So ganz zuhause fühlt sich Katja Schantl noch nicht. Sie blickt aus dem Fenster ihrer Souterrainwohnung, vor der gerade ein Zug vorbeigefahren ist. Gleich wird er im Allensbacher Bahnhof eintreffen. Seit Juli wohnt Schantl hier.
Sie hätte gerne in Konstanz eine Wohnung gefunden. Doch sie hat eine körperlichen Behinderung. Eine Wohnungssuche in der Konzilstadt wird damit noch schwieriger als sie sowieso schon ist. Dabei ist diese Erschwernis nicht nur für direkt Betroffene relevant.
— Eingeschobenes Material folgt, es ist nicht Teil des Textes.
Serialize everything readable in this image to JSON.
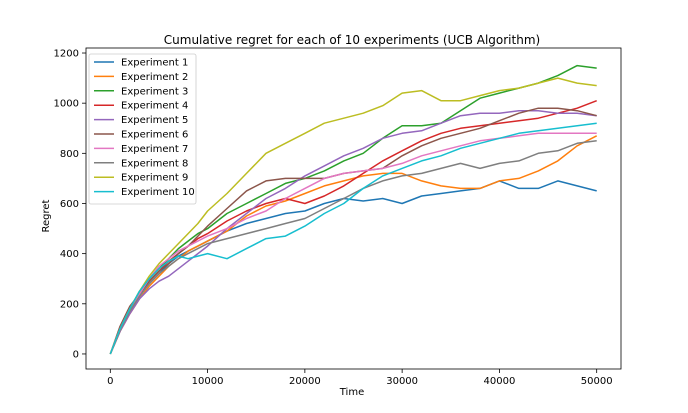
{
  "chart_data": {
    "type": "line",
    "title": "Cumulative regret for each of 10 experiments (UCB Algorithm)",
    "xlabel": "Time",
    "ylabel": "Regret",
    "xlim": [
      -2500,
      52500
    ],
    "ylim": [
      -60,
      1220
    ],
    "xticks": [
      0,
      10000,
      20000,
      30000,
      40000,
      50000
    ],
    "yticks": [
      0,
      200,
      400,
      600,
      800,
      1000,
      1200
    ],
    "grid": false,
    "legend_position": "top-left",
    "x": [
      0,
      1000,
      2000,
      3000,
      4000,
      5000,
      6000,
      7000,
      8000,
      9000,
      10000,
      12000,
      14000,
      16000,
      18000,
      20000,
      22000,
      24000,
      26000,
      28000,
      30000,
      32000,
      34000,
      36000,
      38000,
      40000,
      42000,
      44000,
      46000,
      48000,
      50000
    ],
    "series": [
      {
        "name": "Experiment 1",
        "color": "#1f77b4",
        "values": [
          0,
          90,
          170,
          230,
          280,
          320,
          360,
          390,
          410,
          430,
          450,
          490,
          520,
          540,
          560,
          570,
          600,
          620,
          610,
          620,
          600,
          630,
          640,
          650,
          660,
          690,
          660,
          660,
          690,
          670,
          650
        ]
      },
      {
        "name": "Experiment 2",
        "color": "#ff7f0e",
        "values": [
          0,
          90,
          160,
          220,
          270,
          310,
          350,
          380,
          410,
          430,
          450,
          490,
          550,
          590,
          610,
          640,
          670,
          690,
          710,
          720,
          720,
          690,
          670,
          660,
          660,
          690,
          700,
          730,
          770,
          830,
          870
        ]
      },
      {
        "name": "Experiment 3",
        "color": "#2ca02c",
        "values": [
          0,
          100,
          180,
          250,
          300,
          340,
          380,
          420,
          450,
          480,
          500,
          560,
          600,
          640,
          680,
          700,
          730,
          770,
          800,
          860,
          910,
          910,
          920,
          970,
          1020,
          1040,
          1060,
          1080,
          1110,
          1150,
          1140
        ]
      },
      {
        "name": "Experiment 4",
        "color": "#d62728",
        "values": [
          0,
          95,
          175,
          240,
          290,
          330,
          370,
          400,
          430,
          460,
          480,
          530,
          570,
          600,
          620,
          600,
          630,
          670,
          720,
          770,
          810,
          850,
          880,
          900,
          910,
          920,
          930,
          940,
          960,
          980,
          1010
        ]
      },
      {
        "name": "Experiment 5",
        "color": "#9467bd",
        "values": [
          0,
          90,
          160,
          220,
          260,
          290,
          310,
          340,
          370,
          400,
          430,
          500,
          560,
          620,
          660,
          710,
          750,
          790,
          820,
          860,
          880,
          890,
          920,
          950,
          960,
          960,
          970,
          970,
          960,
          960,
          950
        ]
      },
      {
        "name": "Experiment 6",
        "color": "#8c564b",
        "values": [
          0,
          110,
          190,
          240,
          290,
          330,
          360,
          400,
          430,
          470,
          510,
          580,
          650,
          690,
          700,
          700,
          700,
          720,
          730,
          740,
          790,
          830,
          860,
          880,
          900,
          930,
          960,
          980,
          980,
          970,
          950
        ]
      },
      {
        "name": "Experiment 7",
        "color": "#e377c2",
        "values": [
          0,
          100,
          180,
          240,
          300,
          350,
          380,
          410,
          430,
          450,
          470,
          500,
          540,
          570,
          620,
          660,
          700,
          720,
          730,
          740,
          760,
          790,
          810,
          830,
          850,
          860,
          870,
          880,
          880,
          880,
          880
        ]
      },
      {
        "name": "Experiment 8",
        "color": "#7f7f7f",
        "values": [
          0,
          95,
          170,
          230,
          280,
          320,
          350,
          380,
          400,
          420,
          440,
          460,
          480,
          500,
          520,
          540,
          580,
          620,
          660,
          690,
          710,
          720,
          740,
          760,
          740,
          760,
          770,
          800,
          810,
          840,
          850
        ]
      },
      {
        "name": "Experiment 9",
        "color": "#bcbd22",
        "values": [
          0,
          100,
          180,
          250,
          310,
          360,
          400,
          440,
          480,
          520,
          570,
          640,
          720,
          800,
          840,
          880,
          920,
          940,
          960,
          990,
          1040,
          1050,
          1010,
          1010,
          1030,
          1050,
          1060,
          1080,
          1100,
          1080,
          1070
        ]
      },
      {
        "name": "Experiment 10",
        "color": "#17becf",
        "values": [
          0,
          100,
          180,
          250,
          300,
          340,
          370,
          390,
          380,
          390,
          400,
          380,
          420,
          460,
          470,
          510,
          560,
          600,
          660,
          710,
          740,
          770,
          790,
          820,
          840,
          860,
          880,
          890,
          900,
          910,
          920
        ]
      }
    ]
  }
}
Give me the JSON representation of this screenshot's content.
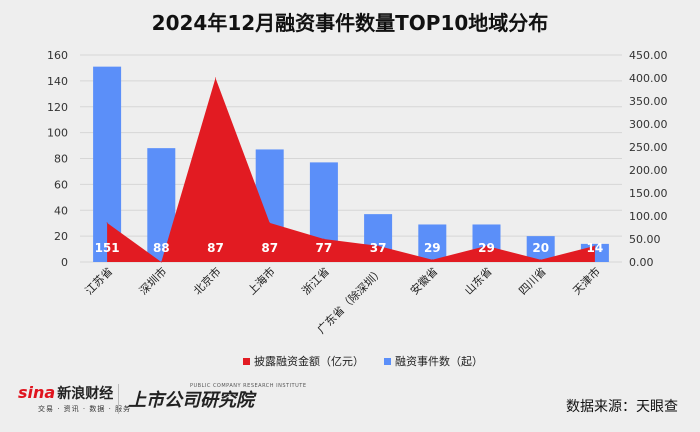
{
  "chart_data": {
    "type": "bar+area",
    "title": "2024年12月融资事件数量TOP10地域分布",
    "categories": [
      "江苏省",
      "深圳市",
      "北京市",
      "上海市",
      "浙江省",
      "广东省（除深圳）",
      "安徽省",
      "山东省",
      "四川省",
      "天津市"
    ],
    "series": [
      {
        "name": "融资事件数（起）",
        "type": "bar",
        "axis": "left",
        "color": "#5b8ff9",
        "values": [
          151,
          88,
          87,
          87,
          77,
          37,
          29,
          29,
          20,
          14
        ],
        "labels": [
          "151",
          "88",
          "87",
          "87",
          "77",
          "37",
          "29",
          "29",
          "20",
          "14"
        ]
      },
      {
        "name": "披露融资金额（亿元）",
        "type": "area",
        "axis": "right",
        "color": "#e21b22",
        "values": [
          85,
          0,
          400,
          85,
          50,
          35,
          5,
          35,
          5,
          35
        ]
      }
    ],
    "y_left": {
      "min": 0,
      "max": 160,
      "ticks": [
        "0",
        "20",
        "40",
        "60",
        "80",
        "100",
        "120",
        "140",
        "160"
      ]
    },
    "y_right": {
      "min": 0,
      "max": 450,
      "ticks": [
        "0.00",
        "50.00",
        "100.00",
        "150.00",
        "200.00",
        "250.00",
        "300.00",
        "350.00",
        "400.00",
        "450.00"
      ]
    },
    "legend": {
      "position": "bottom"
    }
  },
  "footer": {
    "brand": "sina",
    "brand_cn": "新浪财经",
    "slogan": "交易 · 资讯 · 数据 · 服务",
    "institute": "上市公司研究院",
    "institute_en": "PUBLIC COMPANY RESEARCH INSTITUTE",
    "source": "数据来源：天眼查"
  }
}
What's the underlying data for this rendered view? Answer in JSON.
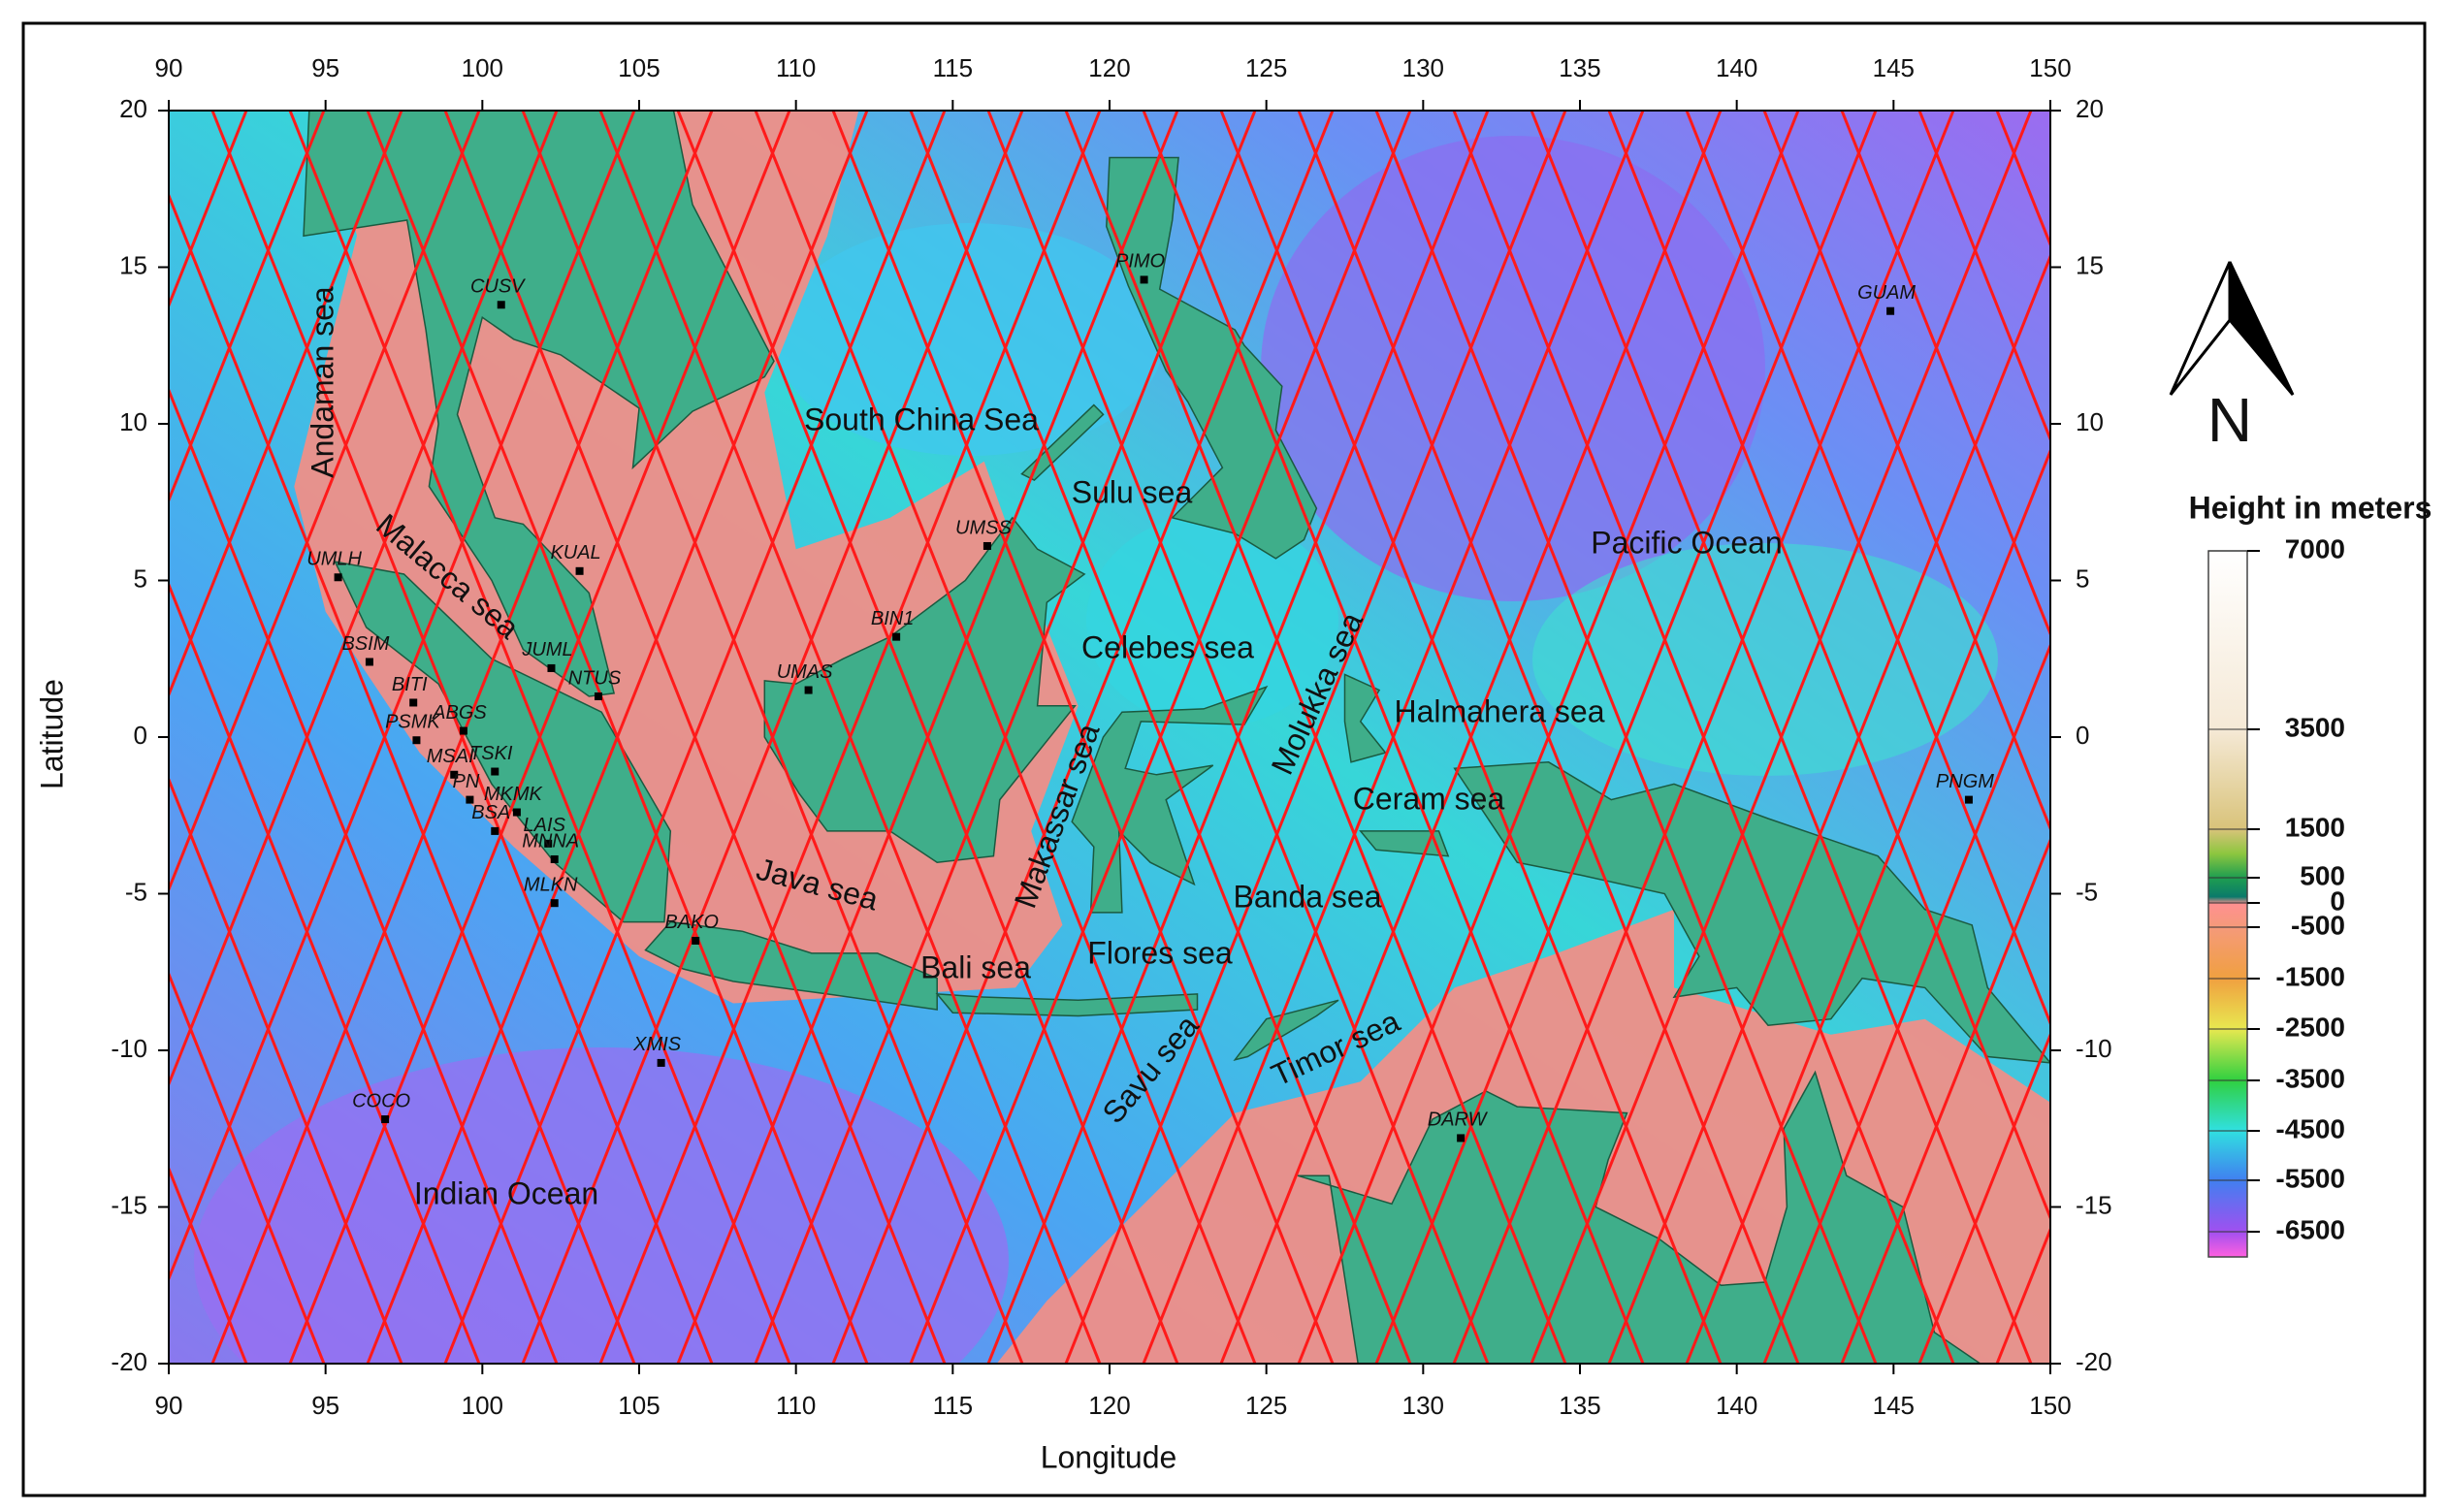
{
  "map": {
    "xlim": [
      90,
      150
    ],
    "ylim": [
      -20,
      20
    ],
    "xticks": [
      90,
      95,
      100,
      105,
      110,
      115,
      120,
      125,
      130,
      135,
      140,
      145,
      150
    ],
    "yticks": [
      20,
      15,
      10,
      5,
      0,
      -5,
      -10,
      -15,
      -20
    ],
    "xlabel": "Longitude",
    "ylabel": "Latitude",
    "regions": [
      "Andaman sea",
      "Malacca sea",
      "South China Sea",
      "Sulu sea",
      "Pacific Ocean",
      "Celebes sea",
      "Molukka sea",
      "Halmahera sea",
      "Makassar sea",
      "Ceram sea",
      "Java sea",
      "Banda sea",
      "Bali sea",
      "Flores sea",
      "Savu sea",
      "Timor sea",
      "Indian Ocean"
    ],
    "stations": [
      {
        "name": "PIMO",
        "lon": 121.1,
        "lat": 14.6
      },
      {
        "name": "CUSV",
        "lon": 100.6,
        "lat": 13.8
      },
      {
        "name": "GUAM",
        "lon": 144.9,
        "lat": 13.6
      },
      {
        "name": "UMSS",
        "lon": 116.1,
        "lat": 6.1
      },
      {
        "name": "KUAL",
        "lon": 103.1,
        "lat": 5.3
      },
      {
        "name": "UMLH",
        "lon": 95.4,
        "lat": 5.1
      },
      {
        "name": "BIN1",
        "lon": 113.2,
        "lat": 3.2
      },
      {
        "name": "BSIM",
        "lon": 96.4,
        "lat": 2.4
      },
      {
        "name": "JUML",
        "lon": 102.2,
        "lat": 2.2
      },
      {
        "name": "UMAS",
        "lon": 110.4,
        "lat": 1.5
      },
      {
        "name": "NTUS",
        "lon": 103.7,
        "lat": 1.3
      },
      {
        "name": "BITI",
        "lon": 97.8,
        "lat": 1.1
      },
      {
        "name": "ABGS",
        "lon": 99.4,
        "lat": 0.2
      },
      {
        "name": "PSMK",
        "lon": 97.9,
        "lat": -0.1
      },
      {
        "name": "TSKI",
        "lon": 100.4,
        "lat": -1.1
      },
      {
        "name": "MSAI",
        "lon": 99.1,
        "lat": -1.2
      },
      {
        "name": "PNGM",
        "lon": 147.4,
        "lat": -2.0
      },
      {
        "name": "PN",
        "lon": 99.6,
        "lat": -2.0
      },
      {
        "name": "MKMK",
        "lon": 101.1,
        "lat": -2.4
      },
      {
        "name": "BSA",
        "lon": 100.4,
        "lat": -3.0
      },
      {
        "name": "LAIS",
        "lon": 102.1,
        "lat": -3.4
      },
      {
        "name": "MNNA",
        "lon": 102.3,
        "lat": -3.9
      },
      {
        "name": "MLKN",
        "lon": 102.3,
        "lat": -5.3
      },
      {
        "name": "BAKO",
        "lon": 106.8,
        "lat": -6.5
      },
      {
        "name": "XMIS",
        "lon": 105.7,
        "lat": -10.4
      },
      {
        "name": "COCO",
        "lon": 96.9,
        "lat": -12.2
      },
      {
        "name": "DARW",
        "lon": 131.2,
        "lat": -12.8
      }
    ]
  },
  "legend": {
    "title": "Height in meters",
    "ticks": [
      7000,
      3500,
      1500,
      500,
      0,
      -500,
      -1500,
      -2500,
      -3500,
      -4500,
      -5500,
      -6500
    ]
  },
  "north": "N"
}
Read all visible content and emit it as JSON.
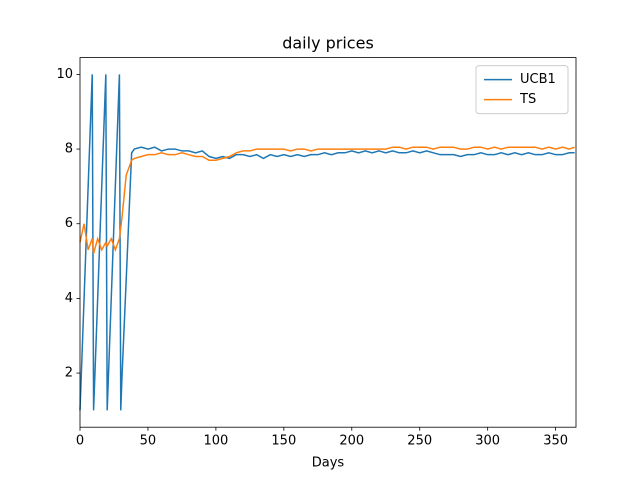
{
  "chart_data": {
    "type": "line",
    "title": "daily prices",
    "x_label": "Days",
    "x": [
      0,
      3,
      6,
      9,
      10,
      13,
      16,
      19,
      20,
      23,
      26,
      29,
      30,
      31,
      34,
      38,
      40,
      45,
      50,
      55,
      60,
      65,
      70,
      75,
      80,
      85,
      90,
      95,
      100,
      105,
      110,
      115,
      120,
      125,
      130,
      135,
      140,
      145,
      150,
      155,
      160,
      165,
      170,
      175,
      180,
      185,
      190,
      195,
      200,
      205,
      210,
      215,
      220,
      225,
      230,
      235,
      240,
      245,
      250,
      255,
      260,
      265,
      270,
      275,
      280,
      285,
      290,
      295,
      300,
      305,
      310,
      315,
      320,
      325,
      330,
      335,
      340,
      345,
      350,
      355,
      360,
      364
    ],
    "series": [
      {
        "name": "UCB1",
        "color": "#1f77b4",
        "values": [
          1,
          4,
          7,
          10,
          1,
          4,
          7,
          10,
          1,
          4,
          7,
          10,
          1,
          2,
          4.5,
          7.9,
          8.0,
          8.05,
          8.0,
          8.05,
          7.95,
          8.0,
          8.0,
          7.95,
          7.95,
          7.9,
          7.95,
          7.8,
          7.75,
          7.8,
          7.75,
          7.85,
          7.85,
          7.8,
          7.85,
          7.75,
          7.85,
          7.8,
          7.85,
          7.8,
          7.85,
          7.8,
          7.85,
          7.85,
          7.9,
          7.85,
          7.9,
          7.9,
          7.95,
          7.9,
          7.95,
          7.9,
          7.95,
          7.9,
          7.95,
          7.9,
          7.9,
          7.95,
          7.9,
          7.95,
          7.9,
          7.85,
          7.85,
          7.85,
          7.8,
          7.85,
          7.85,
          7.9,
          7.85,
          7.85,
          7.9,
          7.85,
          7.9,
          7.85,
          7.9,
          7.85,
          7.85,
          7.9,
          7.85,
          7.85,
          7.9,
          7.9
        ]
      },
      {
        "name": "TS",
        "color": "#ff7f0e",
        "values": [
          5.5,
          6.0,
          5.3,
          5.6,
          5.2,
          5.6,
          5.3,
          5.5,
          5.4,
          5.6,
          5.3,
          5.6,
          5.9,
          6.2,
          7.3,
          7.7,
          7.75,
          7.8,
          7.85,
          7.85,
          7.9,
          7.85,
          7.85,
          7.9,
          7.85,
          7.8,
          7.8,
          7.7,
          7.7,
          7.75,
          7.8,
          7.9,
          7.95,
          7.95,
          8.0,
          8.0,
          8.0,
          8.0,
          8.0,
          7.95,
          8.0,
          8.0,
          7.95,
          8.0,
          8.0,
          8.0,
          8.0,
          8.0,
          8.0,
          8.0,
          8.0,
          8.0,
          8.0,
          8.0,
          8.05,
          8.05,
          8.0,
          8.05,
          8.05,
          8.05,
          8.0,
          8.05,
          8.05,
          8.05,
          8.0,
          8.0,
          8.05,
          8.05,
          8.0,
          8.05,
          8.0,
          8.05,
          8.05,
          8.05,
          8.05,
          8.05,
          8.0,
          8.05,
          8.0,
          8.05,
          8.0,
          8.05
        ]
      }
    ],
    "xlim": [
      0,
      365
    ],
    "ylim": [
      0.55,
      10.45
    ],
    "xticks": [
      0,
      50,
      100,
      150,
      200,
      250,
      300,
      350
    ],
    "yticks": [
      2,
      4,
      6,
      8,
      10
    ],
    "legend": "upper right"
  }
}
Drei Schlaganfälle in jungen Jahren
Im Alter von 26 Jahren hat Schantl ihren ersten Schlaganfall. Mit 28 den zweiten, mit 34 den dritten. Seitdem lebt sie mit einer Gehbehinderung und einer Autoimmunerkrankung. Außerdem kann sie ihren linken Arm nicht richtig bewegen. „Das waren keine normalen Schlaganfälle,“ erklärt sie, „sondern eher Entzündungen im Kopf.“ Sie sitzt ein halbes Jahr im Rollstuhl. „Ich habe mich mühsam wieder herausgekämpft“.

Vom Kämpfen spricht die 49-Jährige viel. „Wir körperlich eingeschränkten Menschen sind Alltagshelden, weil wir jeden Tag so viel Kraft und Energie aufwenden“, sagt sie ruhig, aber mit fester Stimme.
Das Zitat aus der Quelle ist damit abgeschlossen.